Конец "Зимней грозы" (Ключарев) - страница 63

Теперь, во времена необъявляемых, внезапных тотальных войн, при современном оружии, как никогда раньше, опасна массовая психологическая неподготовленность к войне. Она, пожалуй, обошлась дороже всех других неподготовленностей. В сознании вдруг возник зримый образ князя Андрея, в ночь на Бородинское сражение страстно высказавшего перепуганному его волнением Пьеру свое ненавистное отношение к врагу. «Враг, разоряющий мой дом, убивающий и детей моих, и отца, — помнится, говорил тогда князь Андрей, — унижающий и оскорбляющий меня на попранной им родной моей земле, должен уничтожаться без всякой пощады, и он, князь Андрей, будь его власть, не брал бы пленных!..» И сколько товарищей Кочергина по оружию, да и он сам, думают теперь точно так же. Но прошло уже полтора года войны, и враг в глубине России, на Волге! Да, родиться солдатом мало. Надо еще научиться воевать и наперед всего — ненавидеть врага!

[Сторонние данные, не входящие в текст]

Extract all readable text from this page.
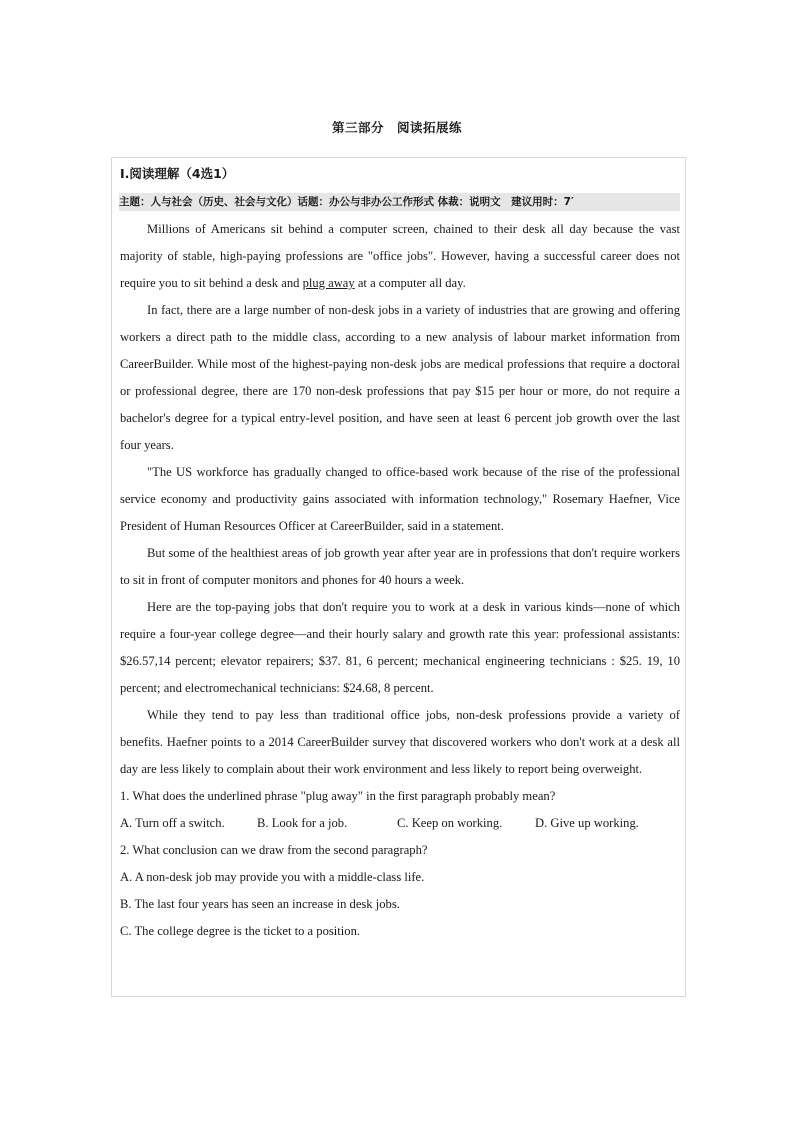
第三部分　阅读拓展练
Ⅰ.阅读理解（4选1）
主题：人与社会（历史、社会与文化）话题：办公与非办公工作形式 体裁：说明文　建议用时：7′

Millions of Americans sit behind a computer screen, chained to their desk all day because the vast majority of stable, high-paying professions are "office jobs". However, having a successful career does not require you to sit behind a desk and plug away at a computer all day.

In fact, there are a large number of non-desk jobs in a variety of industries that are growing and offering workers a direct path to the middle class, according to a new analysis of labour market information from CareerBuilder. While most of the highest-paying non-desk jobs are medical professions that require a doctoral or professional degree, there are 170 non-desk professions that pay $15 per hour or more, do not require a bachelor's degree for a typical entry-level position, and have seen at least 6 percent job growth over the last four years.

"The US workforce has gradually changed to office-based work because of the rise of the professional service economy and productivity gains associated with information technology," Rosemary Haefner, Vice President of Human Resources Officer at CareerBuilder, said in a statement.

But some of the healthiest areas of job growth year after year are in professions that don't require workers to sit in front of computer monitors and phones for 40 hours a week.

Here are the top-paying jobs that don't require you to work at a desk in various kinds—none of which require a four-year college degree—and their hourly salary and growth rate this year: professional assistants: $26.57,14 percent; elevator repairers; $37. 81, 6 percent; mechanical engineering technicians : $25. 19, 10 percent; and electromechanical technicians: $24.68, 8 percent.

While they tend to pay less than traditional office jobs, non-desk professions provide a variety of benefits. Haefner points to a 2014 CareerBuilder survey that discovered workers who don't work at a desk all day are less likely to complain about their work environment and less likely to report being overweight.

1. What does the underlined phrase "plug away" in the first paragraph probably mean?

A. Turn off a switch.	B. Look for a job.	C. Keep on working.	D. Give up working.

2. What conclusion can we draw from the second paragraph?

A. A non-desk job may provide you with a middle-class life.

B. The last four years has seen an increase in desk jobs.

C. The college degree is the ticket to a position.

Подойдя к речушке, Бородкин повернул вниз по ее течению и через километр, снова развернувшись от леса к дороге на Ермохинский, прибавил газу. Шелунцов, не высказывая удивления по поводу этих замысловатых маневров, молча вел свой «бобик».

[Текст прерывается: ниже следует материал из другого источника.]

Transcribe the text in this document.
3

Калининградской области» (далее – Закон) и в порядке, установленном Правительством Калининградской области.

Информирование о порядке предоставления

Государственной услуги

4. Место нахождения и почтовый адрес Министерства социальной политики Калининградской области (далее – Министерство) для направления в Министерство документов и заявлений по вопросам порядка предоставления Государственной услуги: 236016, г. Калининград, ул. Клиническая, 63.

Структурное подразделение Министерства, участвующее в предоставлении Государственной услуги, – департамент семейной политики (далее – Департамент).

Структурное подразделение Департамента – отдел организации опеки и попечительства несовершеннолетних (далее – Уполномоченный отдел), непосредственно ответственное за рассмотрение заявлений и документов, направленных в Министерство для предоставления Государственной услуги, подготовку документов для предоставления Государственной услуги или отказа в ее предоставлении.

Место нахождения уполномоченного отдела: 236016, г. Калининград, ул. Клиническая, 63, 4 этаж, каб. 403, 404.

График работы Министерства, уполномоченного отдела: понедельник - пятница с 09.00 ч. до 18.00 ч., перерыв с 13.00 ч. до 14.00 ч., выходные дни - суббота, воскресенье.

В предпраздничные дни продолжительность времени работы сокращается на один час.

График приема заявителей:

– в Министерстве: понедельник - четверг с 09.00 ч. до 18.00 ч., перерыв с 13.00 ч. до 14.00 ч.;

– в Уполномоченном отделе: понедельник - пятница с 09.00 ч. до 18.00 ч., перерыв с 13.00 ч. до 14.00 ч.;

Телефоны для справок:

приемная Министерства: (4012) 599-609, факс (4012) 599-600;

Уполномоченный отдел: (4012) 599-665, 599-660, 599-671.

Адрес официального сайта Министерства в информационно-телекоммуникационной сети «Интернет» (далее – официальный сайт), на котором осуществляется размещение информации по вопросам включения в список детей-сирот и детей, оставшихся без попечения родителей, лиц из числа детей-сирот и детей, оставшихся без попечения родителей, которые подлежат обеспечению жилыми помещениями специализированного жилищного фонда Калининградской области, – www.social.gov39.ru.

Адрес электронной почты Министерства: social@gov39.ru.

«Бывалый солдат! — с теплотой вспомнил знакомое выражение Кочергин. — И в избу не зашел, в «бобике» зубами стучал, хоть Бородкин не мог его за мной не посылать. И как выкрутился?» — подивился он деликатности Шелунцова.

— Подарок-то Ибрагимову успел смастерить? — крикнул вниз.

— Муштук-то? Аккурат управился, только вот майора в лесу разве сыщешь!

За Ермохинским показалась Мышкова, густо заросшая по берегам. У моста Бородкин притормозил и, низко нагнувшись к часовым, что-то сказал. Один из солдат козырнул. Машины прогромыхали по новому настилу моста, восстановленного саперами. Перед разведчиками разверзлась ночная степь. Фарфоровая белизна снегов чуть светилась как бы своим собственным светом. Только он, казалось, позволял ночью так далеко видеть степные валы, прорезанные шрамами балок. Змеившаяся меж ними дорога, едва заметная под снегом, влекла в неведомое. На ней не было следов жизни. Водитель Бородкина прибавлял и прибавлял скорость. Интервалы между машинами увеличивались, и комья снега из-под гусениц тридцатьчетверки Зенкевича все чаще стучали по броне «бобика». Шелунцов жал на газ. Ветерок заметно сильнее жег щеки, и Кочергин уже не раз растирал их до боли. Командиры, высунувшись из открытых люков и вглядываясь вперед, заняты были тем же. Вскоре путь пересекла другая дорога, ведущая к Дону, на мост к Нижне-Чирской. Ее почти зализало снегом: на том берегу был враг. Впереди слабо обозначились черточки домов Ильмень-Чирского. Головная тридцатьчетверка повернула на юг. Дальше на сотни километров вглубь лежала немая степь. В ней затерялась мертвая артерия железной дороги Сталинград — Тихорецк, которую корпус пересек 20 ноября. Внешнее кольцо разрубило ее в ста километрах южнее гремящего и пылающего Сталинградского «котла», где-то у еще безвестных городка и станции Котельниково. Из снега торчали кусты чернобыльного бурьяна. Кочергину почудилось, что чем дальше, тем они становятся гуще и выше, как лес. Глаза слипались. Мучительно хотелось спать.